No dia 18 de maio de 1979, foi empossada a primeira Diretoria do Sindicato, marcando oficialmente o início de sua trajetória. Poucos anos depois, em 13 de janeiro de 1982, a entidade conquistou sua sede própria, instalada no Edifício José Guernelli, à Rua General Osório, 1031 – andar, sala 95, no centro de Campinas/SP. Nesse mesmo local, por oito anos, funcionou a Delegacia do Sindicato Estadual, embrião do que viria a ser o atual SEAAC de Campinas e Região. A inauguração foi celebrada em uma solenidade que reuniu dirigentes, associados e convidados, simbolizando um importante avanço na organização sindical da categoria.

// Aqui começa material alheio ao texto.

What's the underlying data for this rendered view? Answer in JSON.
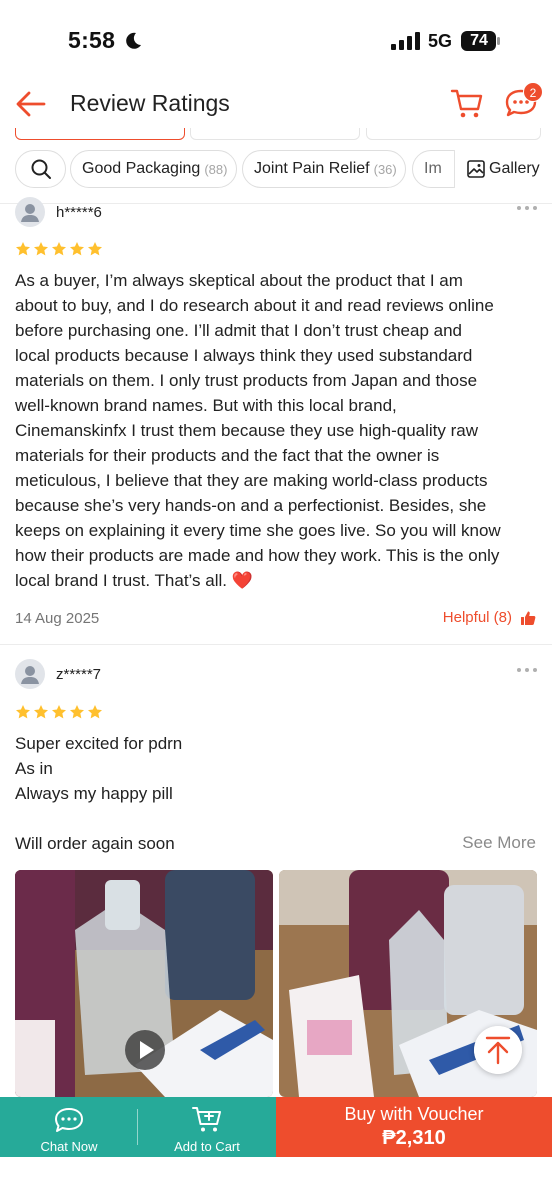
{
  "status_bar": {
    "time": "5:58",
    "network": "5G",
    "battery": "74"
  },
  "header": {
    "title": "Review Ratings",
    "chat_badge": "2"
  },
  "filters": [
    {
      "label": "Good Packaging",
      "count": "(88)"
    },
    {
      "label": "Joint Pain Relief",
      "count": "(36)"
    },
    {
      "label": "Im",
      "count": ""
    }
  ],
  "gallery_label": "Gallery",
  "reviews": [
    {
      "username": "h*****6",
      "rating": 5,
      "text_lines": [
        "As a buyer, I’m always skeptical about the product that I am",
        "about to buy, and I do research about it and read reviews online",
        "before purchasing one. I’ll admit that I don’t trust cheap and",
        "local products because I always think they used substandard",
        "materials on them. I only trust products from Japan and those",
        "well-known brand names. But with this local brand,",
        "Cinemanskinfx I trust them because they use high-quality raw",
        "materials for their products and the fact that the owner is",
        "meticulous, I believe that they are making world-class products",
        "because she’s very hands-on and a perfectionist. Besides, she",
        "keeps on explaining it every time she goes live. So you will know",
        "how their products are made and how they work. This is the only",
        "local brand I trust. That’s all. ❤️"
      ],
      "date": "14 Aug 2025",
      "helpful": "Helpful (8)"
    },
    {
      "username": "z*****7",
      "rating": 5,
      "text_lines": [
        "Super excited for pdrn",
        "As in",
        "Always my happy pill",
        "",
        "Will order again soon"
      ],
      "see_more": "See More"
    }
  ],
  "bottom_bar": {
    "chat_label": "Chat Now",
    "cart_label": "Add to Cart",
    "buy_label": "Buy with Voucher",
    "buy_price": "₱2,310"
  },
  "colors": {
    "brand": "#ee4d2d",
    "teal": "#26aa99",
    "star": "#ffc02e"
  },
  "icons": [
    "back-arrow-icon",
    "cart-icon",
    "chat-icon",
    "search-icon",
    "gallery-icon",
    "more-icon",
    "star-icon",
    "thumbs-up-icon",
    "play-icon",
    "arrow-up-icon"
  ]
}
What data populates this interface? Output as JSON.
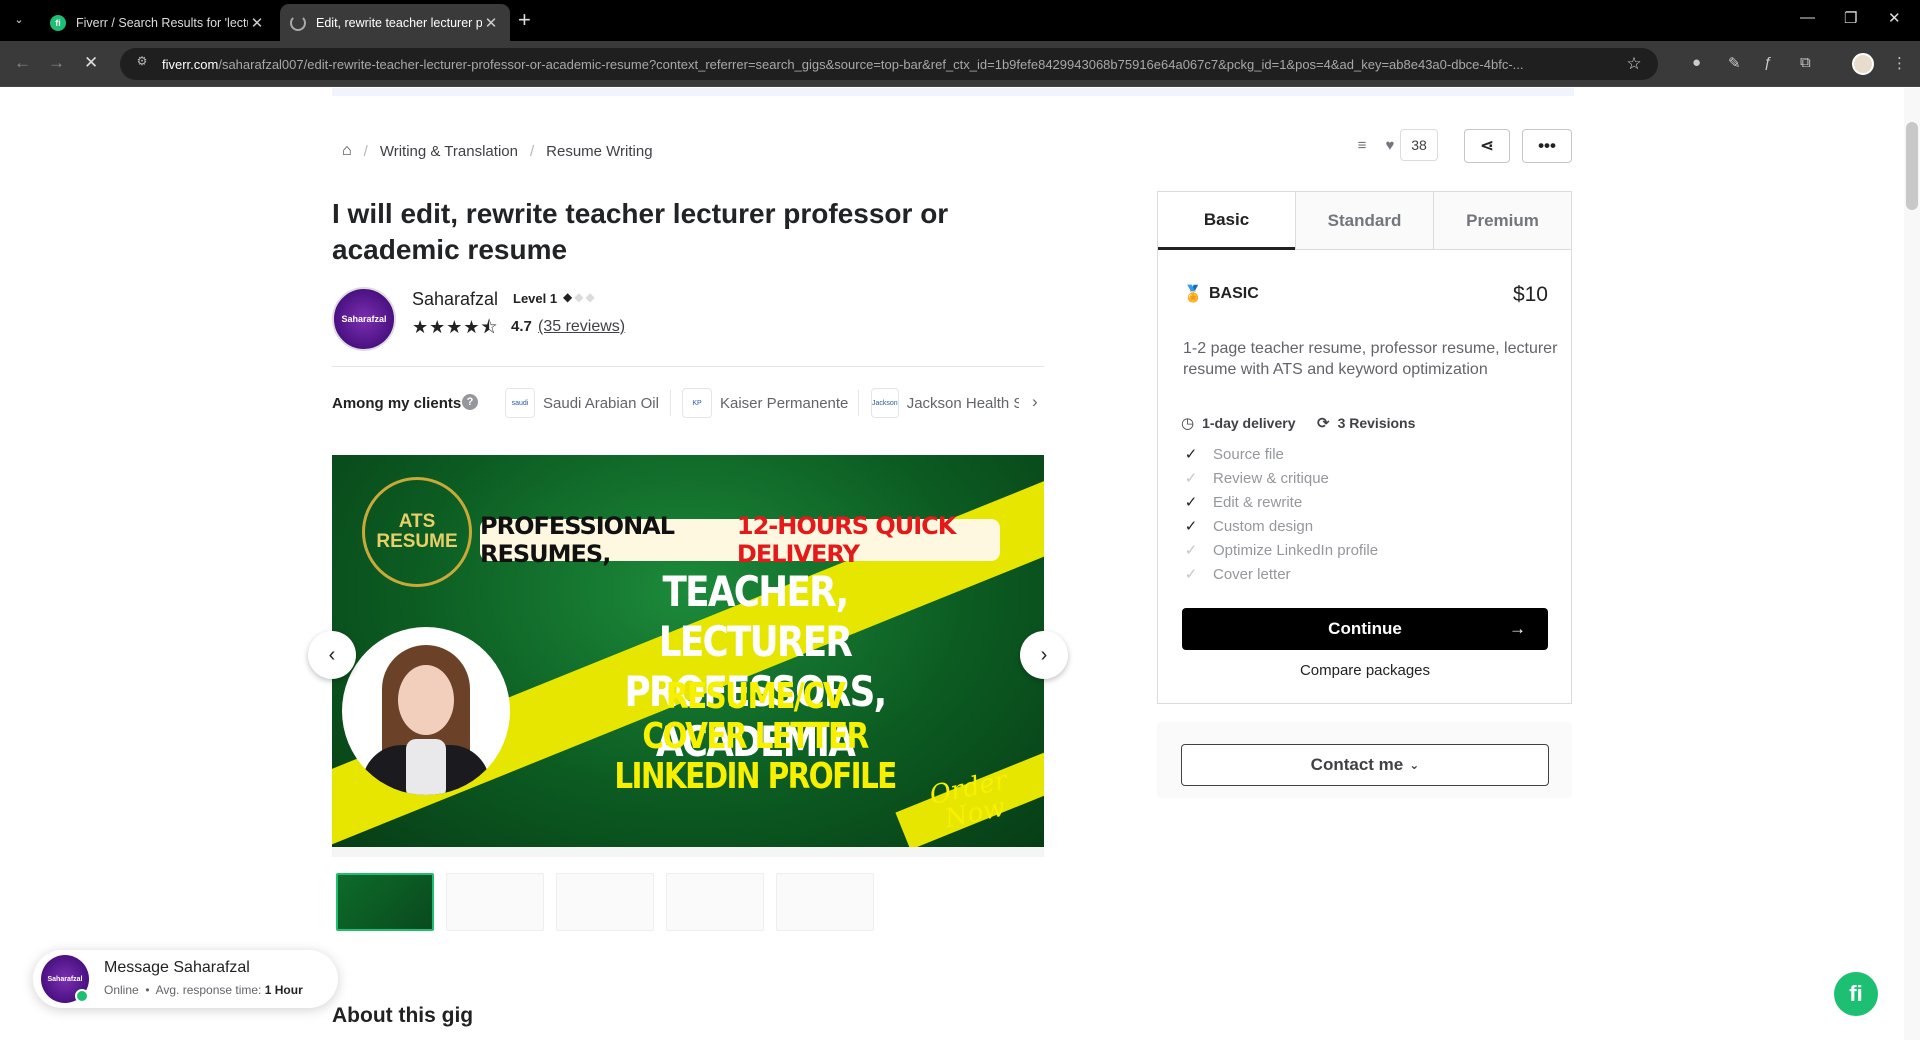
{
  "browser": {
    "tabs": [
      {
        "title": "Fiverr / Search Results for 'lectu",
        "favicon": "fiverr-icon"
      },
      {
        "title": "Edit, rewrite teacher lecturer pr",
        "favicon": "loading-icon"
      }
    ],
    "url_host": "fiverr.com",
    "url_path": "/saharafzal007/edit-rewrite-teacher-lecturer-professor-or-academic-resume?context_referrer=search_gigs&source=top-bar&ref_ctx_id=1b9fefe8429943068b75916e64a067c7&pckg_id=1&pos=4&ad_key=ab8e43a0-dbce-4bfc-..."
  },
  "breadcrumb": {
    "items": [
      "Writing & Translation",
      "Resume Writing"
    ]
  },
  "actions": {
    "save_count": "38"
  },
  "gig": {
    "title": "I will edit, rewrite teacher lecturer professor or academic resume"
  },
  "seller": {
    "name": "Saharafzal",
    "avatar_label": "Saharafzal",
    "level": "Level 1",
    "rating": "4.7",
    "reviews": "(35 reviews)",
    "stars": 4.7
  },
  "clients": {
    "label": "Among my clients",
    "items": [
      {
        "name": "Saudi Arabian Oil",
        "logo": "saudi"
      },
      {
        "name": "Kaiser Permanente",
        "logo": "KP"
      },
      {
        "name": "Jackson Health S",
        "logo": "Jackson"
      }
    ]
  },
  "hero": {
    "badge_line1": "ATS",
    "badge_line2": "RESUME",
    "pill_black": "PROFESSIONAL RESUMES,",
    "pill_red": "12-HOURS QUICK DELIVERY",
    "headline1": "TEACHER, LECTURER",
    "headline2": "PROFESSORS, ACADEMIA",
    "sub1": "RESUME/CV",
    "sub2": "COVER LETTER",
    "sub3": "LINKEDIN PROFILE",
    "order1": "Order",
    "order2": "Now"
  },
  "about": {
    "title": "About this gig"
  },
  "package": {
    "tabs": [
      "Basic",
      "Standard",
      "Premium"
    ],
    "name": "BASIC",
    "price": "$10",
    "description": "1-2 page teacher resume, professor resume, lecturer resume with ATS and keyword optimization",
    "delivery": "1-day delivery",
    "revisions": "3 Revisions",
    "features": [
      {
        "label": "Source file",
        "included": true
      },
      {
        "label": "Review & critique",
        "included": false
      },
      {
        "label": "Edit & rewrite",
        "included": true
      },
      {
        "label": "Custom design",
        "included": true
      },
      {
        "label": "Optimize LinkedIn profile",
        "included": false
      },
      {
        "label": "Cover letter",
        "included": false
      }
    ],
    "continue": "Continue",
    "compare": "Compare packages",
    "contact": "Contact me"
  },
  "message": {
    "title": "Message Saharafzal",
    "status": "Online",
    "avg_label": "Avg. response time:",
    "avg_value": "1 Hour"
  },
  "colors": {
    "accent": "#1dbf73",
    "brand_dark": "#222325"
  }
}
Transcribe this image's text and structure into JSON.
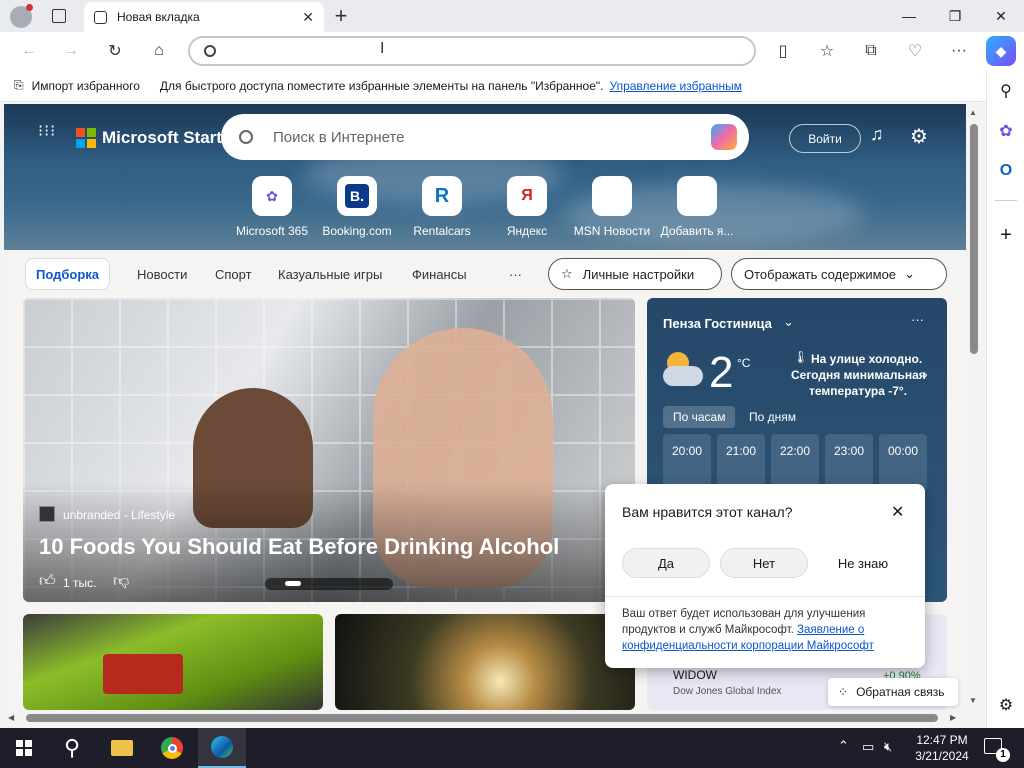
{
  "browser": {
    "tab_title": "Новая вкладка",
    "new_tab_symbol": "+",
    "address_placeholder": ""
  },
  "favorites_bar": {
    "import": "Импорт избранного",
    "hint": "Для быстрого доступа поместите избранные элементы на панель \"Избранное\".",
    "manage_link": "Управление избранным"
  },
  "msn": {
    "brand": "Microsoft Start",
    "search_placeholder": "Поиск в Интернете",
    "signin": "Войти",
    "quick_links": [
      {
        "label": "Microsoft 365",
        "glyph": "✿",
        "color": "#7a4ee0"
      },
      {
        "label": "Booking.com",
        "glyph": "B.",
        "color": "#0b3a8a"
      },
      {
        "label": "Rentalcars",
        "glyph": "R",
        "color": "#0b70d0"
      },
      {
        "label": "Яндекс",
        "glyph": "Я",
        "color": "#d21f1f"
      },
      {
        "label": "MSN Новости",
        "glyph": "▤",
        "color": "#222"
      },
      {
        "label": "Добавить я...",
        "glyph": "+",
        "color": "#333"
      }
    ],
    "feed_tabs": [
      "Подборка",
      "Новости",
      "Спорт",
      "Казуальные игры",
      "Финансы"
    ],
    "more": "···",
    "personalize": "Личные настройки",
    "display_content": "Отображать содержимое"
  },
  "main_story": {
    "source": "unbranded - Lifestyle",
    "headline": "10 Foods You Should Eat Before Drinking Alcohol",
    "likes": "1 тыс."
  },
  "weather": {
    "location": "Пенза Гостиница",
    "temp": "2",
    "unit": "°C",
    "note_line1": "На улице холодно.",
    "note_line2": "Сегодня минимальная",
    "note_line3": "температура -7°.",
    "tab_hourly": "По часам",
    "tab_daily": "По дням",
    "hours": [
      "20:00",
      "21:00",
      "22:00",
      "23:00",
      "00:00"
    ]
  },
  "popup": {
    "question": "Вам нравится этот канал?",
    "yes": "Да",
    "no": "Нет",
    "dont_know": "Не знаю",
    "footer_text": "Ваш ответ будет использован для улучшения продуктов и служб Майкрософт.",
    "privacy_link_line1": "Заявление о",
    "privacy_link_line2": "конфиденциальности корпорации Майкрософт"
  },
  "stock": {
    "symbol": "WIDOW",
    "name": "Dow Jones Global Index",
    "change": "+0.90%"
  },
  "feedback": "Обратная связь",
  "taskbar": {
    "time": "12:47 PM",
    "date": "3/21/2024",
    "notification_count": "1"
  }
}
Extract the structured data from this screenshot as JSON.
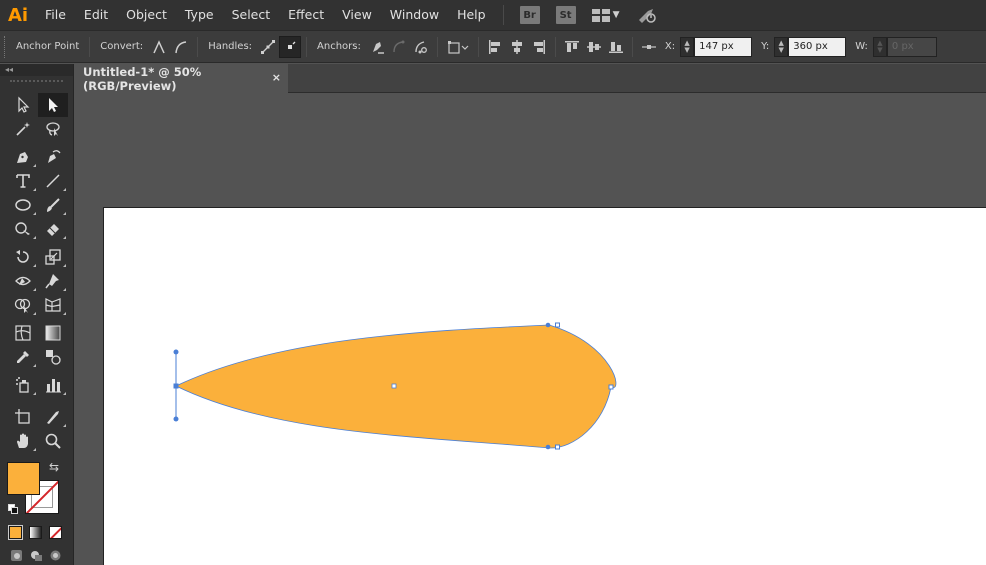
{
  "app": {
    "logo_text": "Ai",
    "accent_color": "#ff9a00"
  },
  "menu": {
    "items": [
      "File",
      "Edit",
      "Object",
      "Type",
      "Select",
      "Effect",
      "View",
      "Window",
      "Help"
    ],
    "bridge_label": "Br",
    "stock_label": "St"
  },
  "control_bar": {
    "selection_label": "Anchor Point",
    "convert_label": "Convert:",
    "handles_label": "Handles:",
    "anchors_label": "Anchors:",
    "x_label": "X:",
    "x_value": "147 px",
    "y_label": "Y:",
    "y_value": "360 px",
    "w_label": "W:",
    "w_value": "0 px"
  },
  "document": {
    "tab_title": "Untitled-1* @ 50% (RGB/Preview)",
    "close_glyph": "×"
  },
  "tools_panel": {
    "collapse_glyph": "◂◂",
    "fill_color": "#fbb03b",
    "stroke_color": "none"
  },
  "artwork": {
    "shape_fill": "#fbb03b",
    "path_color": "#4a7fd6"
  }
}
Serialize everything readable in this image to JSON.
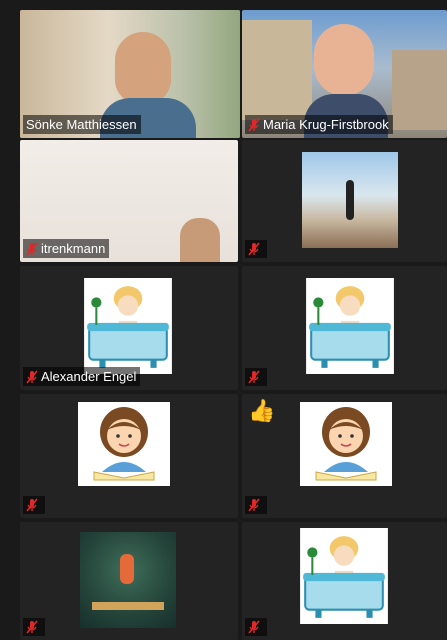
{
  "participants": [
    {
      "name": "Sönke Matthiessen",
      "muted": false,
      "active": true
    },
    {
      "name": "Maria Krug-Firstbrook",
      "muted": true
    },
    {
      "name": "itrenkmann",
      "muted": true
    },
    {
      "name": "",
      "muted": true,
      "avatar": "beach-photo"
    },
    {
      "name": "Alexander Engel",
      "muted": true,
      "avatar": "cartoon-bathtub"
    },
    {
      "name": "",
      "muted": true,
      "avatar": "cartoon-bathtub"
    },
    {
      "name": "",
      "muted": true,
      "avatar": "cartoon-reading-girl"
    },
    {
      "name": "",
      "muted": true,
      "avatar": "cartoon-reading-girl",
      "reaction": "thumbs-up"
    },
    {
      "name": "",
      "muted": true,
      "avatar": "hiker-illustration"
    },
    {
      "name": "",
      "muted": true,
      "avatar": "cartoon-bathtub"
    }
  ],
  "colors": {
    "active_border": "#c8e36a",
    "mic_muted": "#e02828",
    "tile_bg": "#232323"
  }
}
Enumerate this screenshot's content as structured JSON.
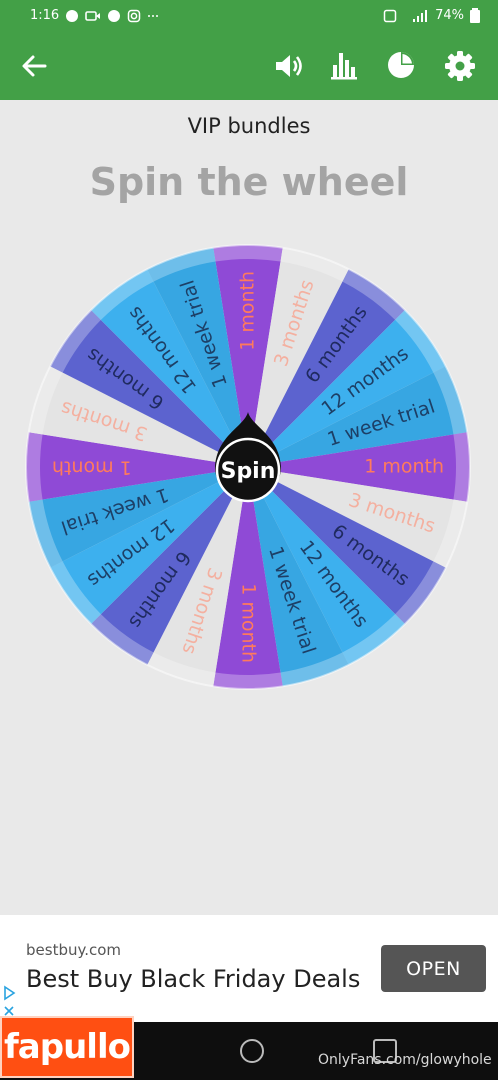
{
  "status_bar": {
    "time": "1:16",
    "battery": "74%"
  },
  "header": {
    "icons": [
      "back-arrow-icon",
      "sound-icon",
      "stats-icon",
      "pie-chart-icon",
      "gear-icon"
    ]
  },
  "page": {
    "subtitle": "VIP bundles",
    "title": "Spin the wheel"
  },
  "wheel": {
    "center_label": "Spin",
    "segments": [
      {
        "label": "1 month",
        "bg": "#8f4ad6",
        "fg": "#ff7a5c"
      },
      {
        "label": "3 months",
        "bg": "#e4e4e4",
        "fg": "#f4b0a0"
      },
      {
        "label": "6 months",
        "bg": "#5c63cf",
        "fg": "#1f2a5f"
      },
      {
        "label": "12 months",
        "bg": "#3db0ee",
        "fg": "#1d3f66"
      },
      {
        "label": "1 week trial",
        "bg": "#37a6e2",
        "fg": "#1d3f66"
      },
      {
        "label": "1 month",
        "bg": "#8f4ad6",
        "fg": "#ff7a5c"
      },
      {
        "label": "3 months",
        "bg": "#e4e4e4",
        "fg": "#f4b0a0"
      },
      {
        "label": "6 months",
        "bg": "#5c63cf",
        "fg": "#1f2a5f"
      },
      {
        "label": "12 months",
        "bg": "#3db0ee",
        "fg": "#1d3f66"
      },
      {
        "label": "1 week trial",
        "bg": "#37a6e2",
        "fg": "#1d3f66"
      },
      {
        "label": "1 month",
        "bg": "#8f4ad6",
        "fg": "#ff7a5c"
      },
      {
        "label": "3 months",
        "bg": "#e4e4e4",
        "fg": "#f4b0a0"
      },
      {
        "label": "6 months",
        "bg": "#5c63cf",
        "fg": "#1f2a5f"
      },
      {
        "label": "12 months",
        "bg": "#3db0ee",
        "fg": "#1d3f66"
      },
      {
        "label": "1 week trial",
        "bg": "#37a6e2",
        "fg": "#1d3f66"
      },
      {
        "label": "1 month",
        "bg": "#8f4ad6",
        "fg": "#ff7a5c"
      },
      {
        "label": "3 months",
        "bg": "#e4e4e4",
        "fg": "#f4b0a0"
      },
      {
        "label": "6 months",
        "bg": "#5c63cf",
        "fg": "#1f2a5f"
      },
      {
        "label": "12 months",
        "bg": "#3db0ee",
        "fg": "#1d3f66"
      },
      {
        "label": "1 week trial",
        "bg": "#37a6e2",
        "fg": "#1d3f66"
      }
    ]
  },
  "ad": {
    "url": "bestbuy.com",
    "headline": "Best Buy Black Friday Deals",
    "button": "OPEN"
  },
  "watermark": {
    "logo": "fapullo",
    "text": "OnlyFans.com/glowyhole"
  },
  "colors": {
    "app_bar": "#43a047",
    "background": "#e9e9e9"
  }
}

Antes de consolidar-se como sindicato autônomo, o SEAAC de Campinas e Região atuava como Delegacia vinculada ao Sindicato Estadual. A mudança de status ocorreu em 20 de outubro de 1978, quando o Ministério do Trabalho reconheceu oficialmente a entidade como Sindicato dos Empregados de Agentes Autônomos do Comércio (SEAAC), conferindo-lhe legitimidade e autonomia de atuação.

Atualmente, o SEAAC de Campinas e Região representa trabalhadores de 23 municípios do interior paulista, abrangendo seus respectivos distritos. São eles: Águas de Lindóia, Amparo, Artur Nogueira, Campinas, Cosmópolis, Elias Fausto, Engenheiro Coelho, Estiva Gerbi, Holambra, Indaiatuba, Itapira, Jaguariúna, Lindóia, Mogi Guaçu, Mogi Mirim, Monte Alegre do Sul, Monte Mor, Paulínia, Pedreira, Santo Antônio de Posse, Serra Negra, Socorro e Valinhos.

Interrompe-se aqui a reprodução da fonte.